Setelah diambil dari literatur profesional yang ada dan hasil studi saat ini, peneliti menyampaikan bahwa penelitian lebih lanjut akan memberikan informasi kepada pelayanan manusia profesional tentang bagaimana persepsi terhadap penyandang cacat mental dan fisik yang akan mempengaruhi keefektifan perilaku penyedia layanan. Sebuah studi lanjut meneliti interaksi dan sifat interaksi dapat membantu para pelayanan manusia profesional untuk melihat hubungan antara interaksi dengan klien atau penerima layanan dan persepsi positif. Persepsi penyedia layanan manusia lainnya (misalnya, pekerja sosial, manajer kasus, dan perawat) dapat dipelajari juga. Peneliti mengusulkan melakukan studi kualitatif tambahan dengan menggunakan kelompok fokus atau wawancara terstruktur. Metodologi ini bisa menawarkan lebih mendalam mengenai tema-tema yang mempengaruhi persepsi mereka yang berinteraksi dan melayani individu penyandang cacat.
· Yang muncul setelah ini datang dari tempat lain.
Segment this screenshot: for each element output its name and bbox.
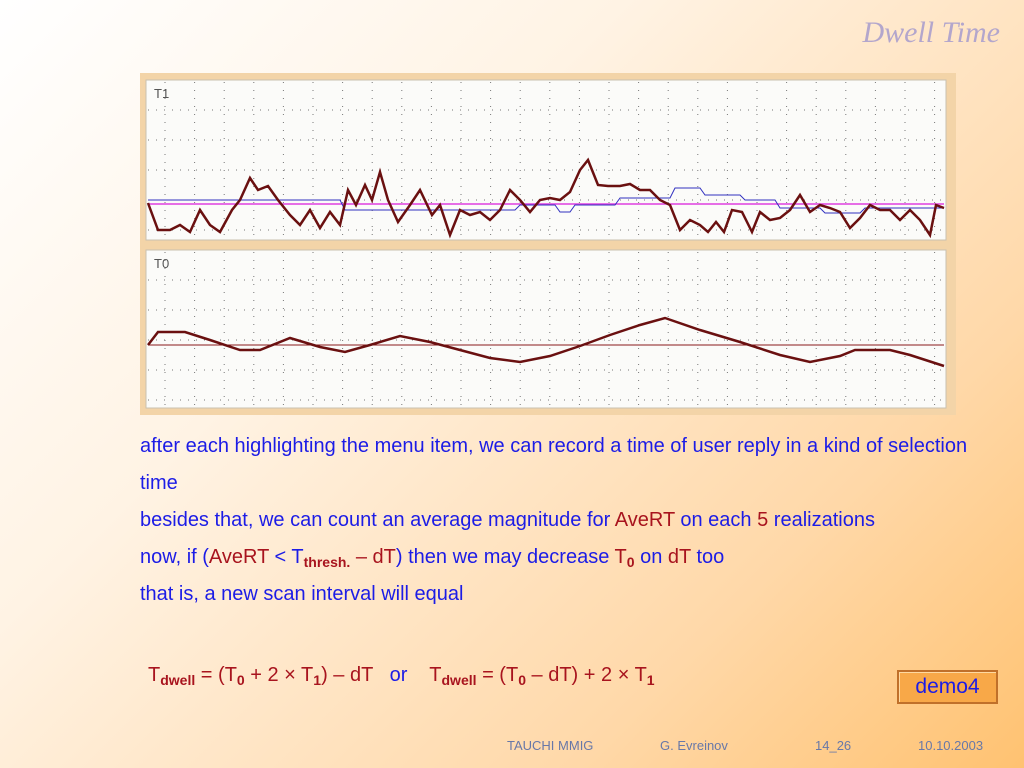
demo-button[interactable]: demo4 [897, 670, 998, 704]
text-run: – dT [350, 546, 396, 568]
panel-label: T1 [154, 86, 169, 101]
slide-title: Dwell Time [862, 16, 1000, 49]
text-run: on [634, 546, 668, 568]
subscript: 0 [626, 554, 635, 570]
text-run: ) then we may decrease [395, 546, 615, 568]
subscript: thresh. [303, 554, 351, 570]
footer-item: 14_26 [815, 738, 852, 753]
grid [148, 82, 944, 406]
panel-t1 [145, 79, 947, 241]
text-run: 5 [757, 509, 769, 531]
subscript: 1 [646, 672, 655, 688]
panel-label: T0 [154, 256, 169, 271]
subscript: 0 [236, 672, 245, 688]
average-trace [148, 187, 944, 214]
text-run: T [429, 664, 442, 686]
text-run: realizations [768, 509, 875, 531]
text-run: ) – dT [321, 664, 373, 686]
subscript: dwell [160, 672, 196, 688]
subscript: 0 [518, 672, 526, 688]
text-run: that is, a new scan interval will equal [140, 583, 464, 605]
footer-item: TAUCHI MMIG [507, 738, 594, 753]
paragraph: after each highlighting the menu item, w… [140, 428, 1000, 502]
paragraph: that is, a new scan interval will equal [140, 576, 1000, 613]
subscript: dwell [441, 672, 477, 688]
formula: Tdwell = (T0 + 2 × T1) – dT or Tdwell = … [148, 664, 655, 687]
text-run: after each highlighting the menu item, w… [140, 435, 968, 494]
text-run: on each [674, 509, 758, 531]
text-run: < T [268, 546, 304, 568]
footer-item: 10.10.2003 [918, 738, 984, 753]
t0-trace [147, 316, 945, 368]
text-run: = (T [195, 664, 237, 686]
text-run: now, if ( [140, 546, 209, 568]
text-run: = (T [476, 664, 519, 686]
signal-plot: T1 T0 [140, 73, 956, 415]
paragraph: besides that, we can count an average ma… [140, 502, 1000, 539]
text-run: besides that, we can count an average ma… [140, 509, 615, 531]
traces [146, 157, 945, 368]
text-run: AveRT [614, 509, 675, 531]
text-run: – dT) + 2 × T [525, 664, 647, 686]
text-run: T [148, 664, 161, 686]
text-run: dT [667, 546, 691, 568]
body-text: after each highlighting the menu item, w… [140, 428, 1000, 613]
text-run: + 2 × T [244, 664, 314, 686]
text-run: AveRT [208, 546, 269, 568]
text-run: or [372, 664, 430, 686]
text-run: T [614, 546, 627, 568]
paragraph: now, if (AveRT < Tthresh. – dT) then we … [140, 539, 1000, 576]
footer-item: G. Evreinov [660, 738, 728, 753]
text-run: too [690, 546, 725, 568]
t1-trace [146, 157, 945, 239]
subscript: 1 [313, 672, 322, 688]
panel-t0 [145, 249, 947, 409]
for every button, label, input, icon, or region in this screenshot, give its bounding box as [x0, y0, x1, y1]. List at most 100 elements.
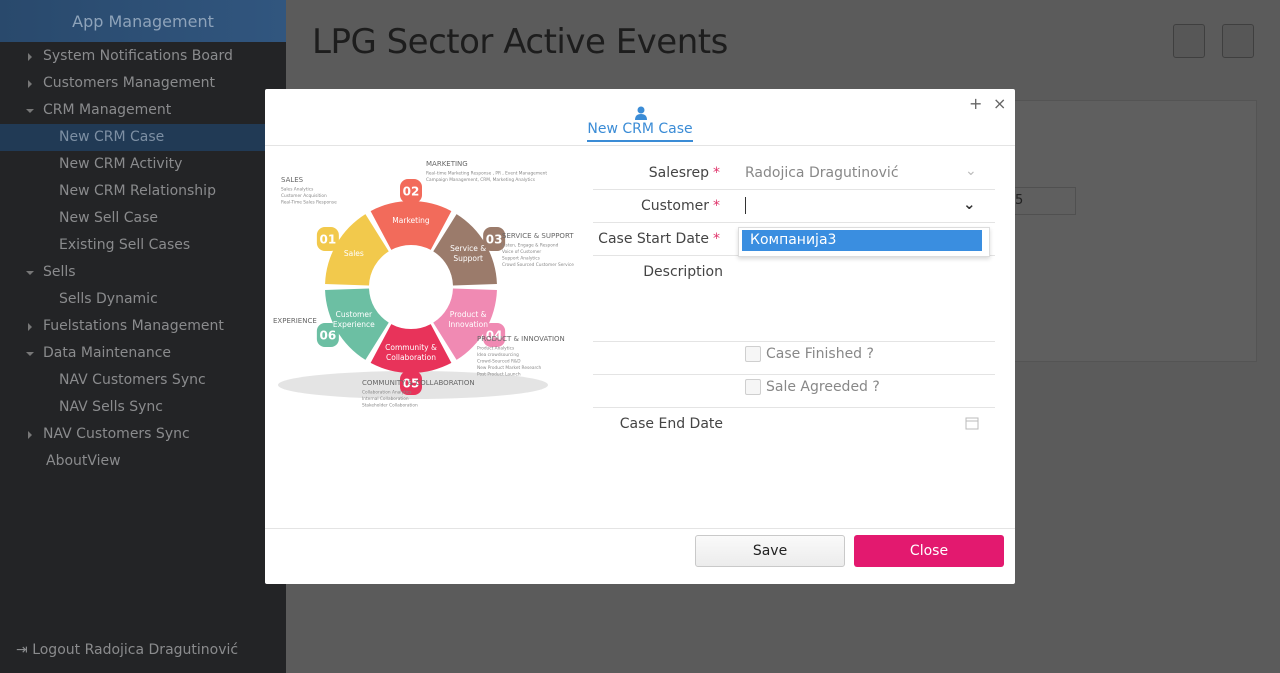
caption-line: Idea crowdsourcing	[477, 352, 519, 358]
caption-title: SALES	[281, 176, 304, 184]
nav-item[interactable]: System Notifications Board	[0, 43, 265, 70]
customer-dropdown-arrow[interactable]: ⌄	[963, 195, 976, 213]
tab[interactable]: New CRM Case	[587, 121, 693, 142]
caption-line: Product Analytics	[477, 346, 515, 352]
segment-label: Community &	[385, 343, 437, 352]
caption-title: SERVICE & SUPPORT	[502, 232, 574, 240]
wheel-segment	[433, 214, 497, 286]
segment-number: 03	[486, 233, 503, 247]
logout[interactable]: ⇥ Logout Radojica Dragutinović	[16, 642, 239, 658]
segment-label: Marketing	[392, 216, 430, 225]
caption-line: Sales Analytics	[281, 187, 314, 193]
nav-item[interactable]: New CRM Relationship	[59, 183, 216, 199]
caption-line: Crowd Sourced Customer Service	[502, 262, 574, 268]
footer-separator	[265, 528, 1015, 529]
nav-item[interactable]: New CRM Case	[0, 124, 265, 151]
row-separator	[593, 222, 995, 223]
nav-item[interactable]: Customers Management	[0, 70, 265, 97]
user-icon	[635, 106, 647, 120]
wheel-segment	[325, 288, 389, 360]
notifications-button[interactable]	[1173, 24, 1205, 58]
caption-title: COMMUNITY & COLLABORATION	[362, 379, 475, 387]
segment-label: Product &	[450, 310, 487, 319]
caption-line: Real-time Marketing Response , PR , Even…	[426, 171, 547, 177]
wheel-segment	[433, 288, 497, 360]
caption-line: Collaboration Analytics	[362, 390, 412, 396]
segment-label: Support	[453, 254, 483, 263]
wheel-segment	[370, 324, 452, 373]
nav-item[interactable]: Existing Sell Cases	[59, 237, 191, 253]
segment-number: 04	[486, 329, 503, 343]
page-title: LPG Sector Active Events	[312, 22, 728, 62]
input-value: 5	[1015, 193, 1024, 208]
segment-label: Collaboration	[386, 353, 436, 362]
save-button[interactable]: Save	[695, 535, 845, 567]
caption-line: Internal Collaboration	[362, 396, 409, 402]
salesrep-label: Salesrep *	[648, 165, 720, 181]
logout-text: Logout Radojica Dragutinović	[32, 642, 239, 658]
wheel-segment	[370, 201, 452, 250]
segment-label: Experience	[333, 320, 375, 329]
number-tab	[483, 323, 506, 347]
caption-line: Listen, Engage & Respond	[502, 243, 559, 249]
caption-line: New Product Market Research	[477, 365, 542, 371]
nav-item[interactable]: Sells Dynamic	[59, 291, 158, 307]
agreed-checkbox[interactable]	[745, 379, 761, 395]
wheel-segment	[325, 214, 389, 286]
caption-line: Crowd-Sourced R&D	[477, 359, 521, 365]
caption-line: Customer Acquisition	[281, 193, 327, 199]
nav-item[interactable]: NAV Sells Sync	[59, 399, 163, 415]
dropdown: Компанија3	[738, 227, 990, 257]
nav-item[interactable]: New Sell Case	[59, 210, 158, 226]
start-date-label: Case Start Date *	[598, 231, 720, 247]
caption-line: Voice of Customer	[502, 249, 541, 255]
separator	[265, 145, 1015, 146]
nav-item[interactable]: CRM Management	[0, 97, 265, 124]
segment-label: Innovation	[448, 320, 488, 329]
nav-item[interactable]: AboutView	[46, 453, 121, 469]
customer-label: Customer *	[640, 198, 720, 214]
edit-button[interactable]	[1222, 24, 1254, 58]
segment-number: 05	[403, 377, 420, 391]
maximize-button[interactable]: +	[969, 94, 983, 113]
sidebar-title: App Management	[0, 0, 286, 42]
caption-line: Real-Time Sales Response	[281, 200, 337, 206]
row-separator	[593, 374, 995, 375]
panel-input[interactable]: 5	[1010, 187, 1076, 215]
finished-checkbox[interactable]	[745, 346, 761, 362]
number-tab	[483, 227, 506, 251]
salesrep-dropdown-arrow[interactable]: ⌄	[965, 163, 977, 179]
nav-item[interactable]: Sells	[0, 259, 265, 286]
segment-label: Service &	[450, 244, 486, 253]
agreed-label[interactable]: Sale Agreeded ?	[766, 379, 880, 395]
row-separator	[593, 407, 995, 408]
number-tab	[316, 227, 339, 251]
salesrep-value: Radojica Dragutinović	[745, 165, 899, 181]
sidebar: App Management System Notifications Boar…	[0, 0, 286, 673]
description-label: Description	[643, 264, 723, 280]
nav-item[interactable]: Fuelstations Management	[0, 313, 265, 340]
nav-item[interactable]: New CRM Activity	[59, 156, 183, 172]
nav-item[interactable]: Data Maintenance	[0, 340, 265, 367]
nav-item[interactable]: NAV Customers Sync	[0, 421, 265, 448]
caption-title: EXPERIENCE	[273, 317, 317, 325]
calendar-icon[interactable]	[965, 416, 979, 430]
nav-item[interactable]: NAV Customers Sync	[59, 372, 206, 388]
number-tab	[400, 371, 422, 395]
caret	[745, 197, 746, 214]
segment-number: 02	[403, 185, 420, 199]
dropdown-option[interactable]: Компанија3	[742, 230, 982, 251]
caption-line: Campaign Management, CRM, Marketing Anal…	[426, 177, 536, 183]
caption-line: Support Analytics	[502, 256, 541, 262]
finished-label[interactable]: Case Finished ?	[766, 346, 874, 362]
caption-line: Stakeholder Collaboration	[362, 403, 418, 409]
number-tab	[400, 179, 422, 203]
close-button[interactable]: Close	[854, 535, 1004, 567]
close-x-button[interactable]: ×	[993, 94, 1007, 113]
caption-title: MARKETING	[426, 160, 468, 168]
segment-number: 06	[320, 329, 337, 343]
row-separator	[593, 341, 995, 342]
dialog: New CRM Case + × 02 Marketing 03 Service & S…	[265, 89, 1015, 584]
panel	[1000, 100, 1257, 362]
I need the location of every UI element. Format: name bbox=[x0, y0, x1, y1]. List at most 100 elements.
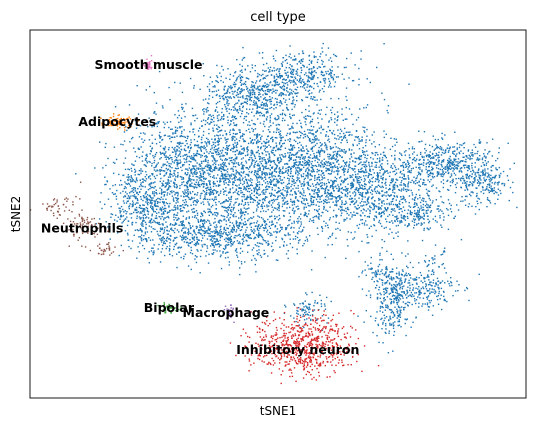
scatter-point bbox=[307, 150, 310, 153]
scatter-point bbox=[356, 180, 359, 182]
scatter-point bbox=[327, 70, 329, 73]
scatter-point bbox=[273, 84, 275, 86]
scatter-point bbox=[170, 157, 172, 159]
scatter-point bbox=[235, 156, 238, 159]
scatter-point bbox=[270, 137, 273, 139]
scatter-point bbox=[186, 168, 188, 170]
scatter-point bbox=[107, 157, 109, 160]
scatter-point bbox=[229, 216, 231, 219]
scatter-point bbox=[310, 163, 313, 165]
scatter-point bbox=[173, 148, 175, 150]
scatter-point bbox=[394, 210, 396, 212]
scatter-point bbox=[296, 136, 298, 138]
scatter-point bbox=[374, 166, 376, 168]
scatter-point bbox=[227, 206, 229, 209]
scatter-point bbox=[158, 221, 160, 224]
scatter-point bbox=[176, 117, 179, 119]
scatter-point bbox=[112, 172, 115, 175]
scatter-point bbox=[308, 235, 311, 237]
scatter-point bbox=[230, 87, 233, 89]
scatter-point bbox=[249, 124, 251, 127]
scatter-point bbox=[168, 165, 170, 167]
scatter-point bbox=[306, 66, 308, 68]
scatter-point bbox=[151, 213, 153, 215]
scatter-point bbox=[245, 179, 248, 182]
scatter-point bbox=[303, 206, 305, 209]
scatter-point bbox=[333, 190, 335, 192]
scatter-point bbox=[286, 104, 288, 106]
scatter-point bbox=[240, 210, 242, 212]
scatter-point bbox=[373, 208, 375, 210]
scatter-point bbox=[258, 199, 260, 201]
scatter-point bbox=[277, 259, 279, 262]
scatter-point bbox=[343, 203, 345, 206]
scatter-point bbox=[401, 176, 403, 179]
scatter-point bbox=[317, 112, 319, 114]
scatter-point bbox=[159, 131, 161, 134]
scatter-point bbox=[391, 178, 393, 180]
scatter-point bbox=[304, 203, 306, 206]
scatter-point bbox=[269, 119, 271, 122]
scatter-point bbox=[137, 148, 140, 150]
scatter-point bbox=[243, 133, 245, 136]
scatter-point bbox=[383, 98, 386, 101]
scatter-point bbox=[313, 56, 316, 59]
scatter-point bbox=[146, 198, 149, 200]
scatter-point bbox=[211, 160, 214, 162]
scatter-point bbox=[217, 81, 219, 84]
scatter-point bbox=[339, 132, 341, 135]
scatter-point bbox=[348, 166, 350, 168]
scatter-point bbox=[208, 152, 210, 155]
scatter-point bbox=[176, 156, 178, 159]
scatter-point bbox=[282, 186, 285, 189]
scatter-point bbox=[255, 137, 258, 139]
scatter-point bbox=[333, 113, 336, 116]
scatter-point bbox=[255, 134, 257, 136]
scatter-point bbox=[381, 205, 383, 207]
scatter-point bbox=[186, 182, 189, 185]
scatter-point bbox=[225, 200, 227, 202]
scatter-point bbox=[171, 156, 173, 159]
scatter-point bbox=[316, 151, 318, 154]
scatter-point bbox=[224, 179, 227, 181]
scatter-point bbox=[400, 216, 403, 218]
scatter-point bbox=[231, 115, 234, 117]
scatter-point bbox=[251, 150, 254, 152]
scatter-point bbox=[330, 163, 332, 166]
scatter-point bbox=[261, 165, 264, 167]
scatter-point bbox=[275, 118, 277, 121]
scatter-point bbox=[314, 138, 316, 140]
scatter-point bbox=[317, 217, 320, 219]
scatter-point bbox=[365, 192, 367, 195]
scatter-point bbox=[364, 151, 366, 153]
scatter-point bbox=[229, 191, 231, 193]
scatter-point bbox=[213, 177, 215, 179]
scatter-point bbox=[272, 209, 275, 211]
scatter-point bbox=[313, 193, 315, 195]
scatter-point bbox=[219, 167, 221, 169]
scatter-point bbox=[344, 179, 346, 181]
scatter-point bbox=[299, 191, 302, 193]
scatter-point bbox=[214, 165, 217, 168]
scatter-point bbox=[160, 136, 162, 138]
scatter-point bbox=[221, 205, 224, 208]
scatter-point bbox=[215, 229, 217, 231]
scatter-point bbox=[258, 188, 261, 190]
scatter-point bbox=[199, 174, 201, 177]
scatter-point bbox=[300, 62, 302, 64]
scatter-point bbox=[193, 155, 195, 157]
scatter-point bbox=[165, 164, 168, 167]
scatter-point bbox=[263, 205, 266, 207]
scatter-point bbox=[265, 86, 268, 88]
scatter-point bbox=[286, 132, 289, 135]
scatter-point bbox=[188, 167, 191, 169]
scatter-point bbox=[320, 174, 322, 176]
scatter-point bbox=[290, 117, 292, 120]
scatter-point bbox=[383, 194, 385, 196]
scatter-point bbox=[236, 221, 238, 223]
scatter-point bbox=[399, 220, 401, 222]
scatter-point bbox=[312, 168, 314, 170]
scatter-point bbox=[403, 183, 405, 185]
scatter-point bbox=[254, 163, 256, 166]
scatter-point bbox=[268, 186, 271, 188]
Penelitian lebih lanjut juga bisa menawarkan lebih mendalam pandangan persepsi sebagai sarana untuk memperkuat perilaku dan interaksi dengan individu penyandang cacat (Pruett. Lee Chan.. Wang. & Lang, 2008). Sebagai dukungan dari seluruh studi, pemahaman tentang persepsi layanan profesional, penting adanya untuk diberikan kepada penyedia layanan manusia yang profesional. Pekerjaan ini penting karena untuk membantu keadilan sosial bagi penyandang cacat.

B.   Keterkaitan dengan Konseling Rehabilitasi Sosial
Hubungan membantu (helping relationship) selalu terjadi dimasyarakat. Dilihat dari segi struktur sifatnya, membantu itu dapat dibedakan atas hubungan yang professional dan hubungan bukan professional. Hubungan membantu bersifat professional merupakan hubungan yang dilakukan oleh seorang tenaga professional yang membantu pihak lain, dan pekerjaan tersebut dalam konteks profesi yang ditekuninya.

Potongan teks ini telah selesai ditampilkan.